New Delhi/Mumbai: India's rupee fell to a near one-month low on Monday after Reserve Bank of India governor Raghuram Rajan, whose reforms have been credited for much of the economy's success in recent years, announced he would quit when his term ends in September.
Stocks staged a smart recovery to end higher after the government announced sweeping reforms to rules on foreign direct investment, including opening up of its key defence and aviation sectors.
The benchmark BSE index ended up 0.9 percent while the broader NSE index closed 0.84 percent higher.
Even as the currency partially recovered losses, investors warn Mr Rajan's replacement, who has yet to be named, will need to be seen as credible and somebody who can defend the central bank's autonomy at a critical juncture.
A deeper selloff in the currency was also likely averted by central bank intervention with the Reserve Bank of India seen selling dollars via state-owned lenders to curb the fall in the rupee soon after the open of trading, traders said.
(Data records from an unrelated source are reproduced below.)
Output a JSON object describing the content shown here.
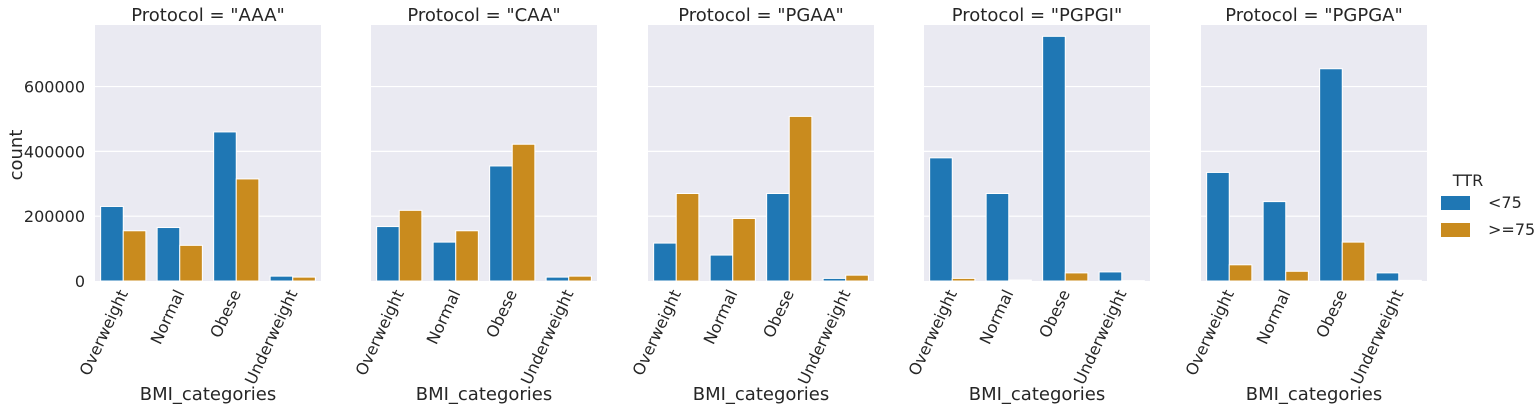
{
  "chart_data": {
    "type": "bar",
    "facet_variable": "Protocol",
    "ylabel": "count",
    "xlabel": "BMI_categories",
    "ylim": [
      0,
      790000
    ],
    "yticks": [
      0,
      200000,
      400000,
      600000
    ],
    "grid": true,
    "legend": {
      "title": "TTR",
      "placement": "right"
    },
    "series": [
      {
        "name": "<75",
        "color": "#1f77b4"
      },
      {
        "name": ">=75",
        "color": "#c98b1e"
      }
    ],
    "categories": [
      "Overweight",
      "Normal",
      "Obese",
      "Underweight"
    ],
    "panels": [
      {
        "title": "Protocol = \"AAA\"",
        "values": {
          "<75": [
            230000,
            165000,
            460000,
            15000
          ],
          ">=75": [
            155000,
            110000,
            315000,
            12000
          ]
        }
      },
      {
        "title": "Protocol = \"CAA\"",
        "values": {
          "<75": [
            168000,
            120000,
            355000,
            12000
          ],
          ">=75": [
            218000,
            155000,
            422000,
            15000
          ]
        }
      },
      {
        "title": "Protocol = \"PGAA\"",
        "values": {
          "<75": [
            117000,
            80000,
            270000,
            8000
          ],
          ">=75": [
            270000,
            193000,
            508000,
            18000
          ]
        }
      },
      {
        "title": "Protocol = \"PGPGI\"",
        "values": {
          "<75": [
            380000,
            270000,
            755000,
            28000
          ],
          ">=75": [
            8000,
            3000,
            25000,
            1000
          ]
        }
      },
      {
        "title": "Protocol = \"PGPGA\"",
        "values": {
          "<75": [
            335000,
            245000,
            655000,
            25000
          ],
          ">=75": [
            50000,
            30000,
            120000,
            2000
          ]
        }
      }
    ]
  }
}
The rupee ended down 0.3 percent at 67.31 to the dollar, having hit 67.70 to the dollar earlier in the session, its weakest level since May 24.
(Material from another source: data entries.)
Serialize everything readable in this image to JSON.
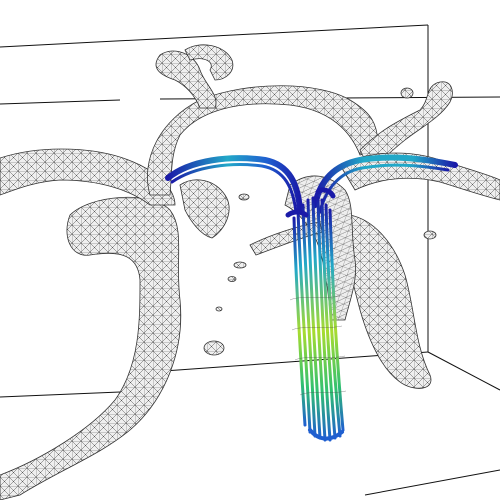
{
  "scene": {
    "background": "#ffffff",
    "box_color": "#111111",
    "mesh_color": "#3a3a3a",
    "mesh_fill": "#ececec",
    "colormap": [
      "#1a1aa8",
      "#1f5fd0",
      "#22a8c8",
      "#30c070",
      "#a8dc30",
      "#f0e830"
    ]
  }
}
"Markets generally have come become more resilient to outflows to negative news given the improvement in fundamentals," said Mitul Kotecha, head of FX and rates strategy for Barclays in Singapore.
"A lot depends on who Rajan's successor is, and on prospects of policy continuity. We will wait to see these factors."
The negative market response to the news was also mitigated somewhat by a wider Asian rally as fears that Britain would leave the European Union abated on Monday. The broader NSE Nifty even gained 0.4 percent.
Analysts say the new governor would need to be a deft manager of currency markets, as India is bracing for about $20 billion in outflows starting in September as dollar-term deposits raised from citizens abroad during a currency crisis in 2013 mature.
Finance Minister Arun Jaitley on Monday sought to reassure investors about the ministry's selection process for a new governor and the government's commitment to the monetary policy reforms undertaken by Mr Rajan.
"I am confident whoever is his successor will be a good person. The government will take a decision after deliberating all factors," Mr Jaitley told Zee News TV network.
"The country's economy is driven by strong fundamental factors. Essentially, Mr Rajan's contribution was good. I strongly feel that the economy will be on the right track considering the environment."
The benchmark 10-year bond yield ended down 1 basis point at 7.49 percent, after earlier touching as much as 7.55 percent, its highest since mid-March.
INDIA'S FUNDAMENTALS
Though analysts had speculated Rajan might not pursue a second term, few had foreseen an announcement would come in the form of a letter to staff.
Mr Rajan, a former International Monetary Fund chief economist, has been popular with foreign investors due to his efforts to tackle inflation and rescue India from its worst financial crisis in more than two decades when he took the role in 2013.
He also helped build foreign exchange reserves to a record high and implemented major market reforms including re-launching bond futures, while pushing to clean up the debt-laden banking sector.
Beyond his departure, India still retains significant appeal for investors and is seen better-positioned than other emerging markets to ride out volatility should Britain vote to leave the EU.
Meanwhile, investors are also hopeful Prime Minister Narendra Modi's government can deliver promised reforms such as a nationwide goods and services tax.
Foreign investors have been net buyers of Indian shares since the start of March and have bought a net $2.8 billion so far this year, but sold a net $1.4 billion in debt.
"From a rating perspective, policies are more important than personalities," Fitch Ratings said on Monday, lauding progress in dealing with high inflation and weak bank balance sheets.
"Such institutionalisation implies support for these policies beyond the governor, also among government officials and broader within the RBI."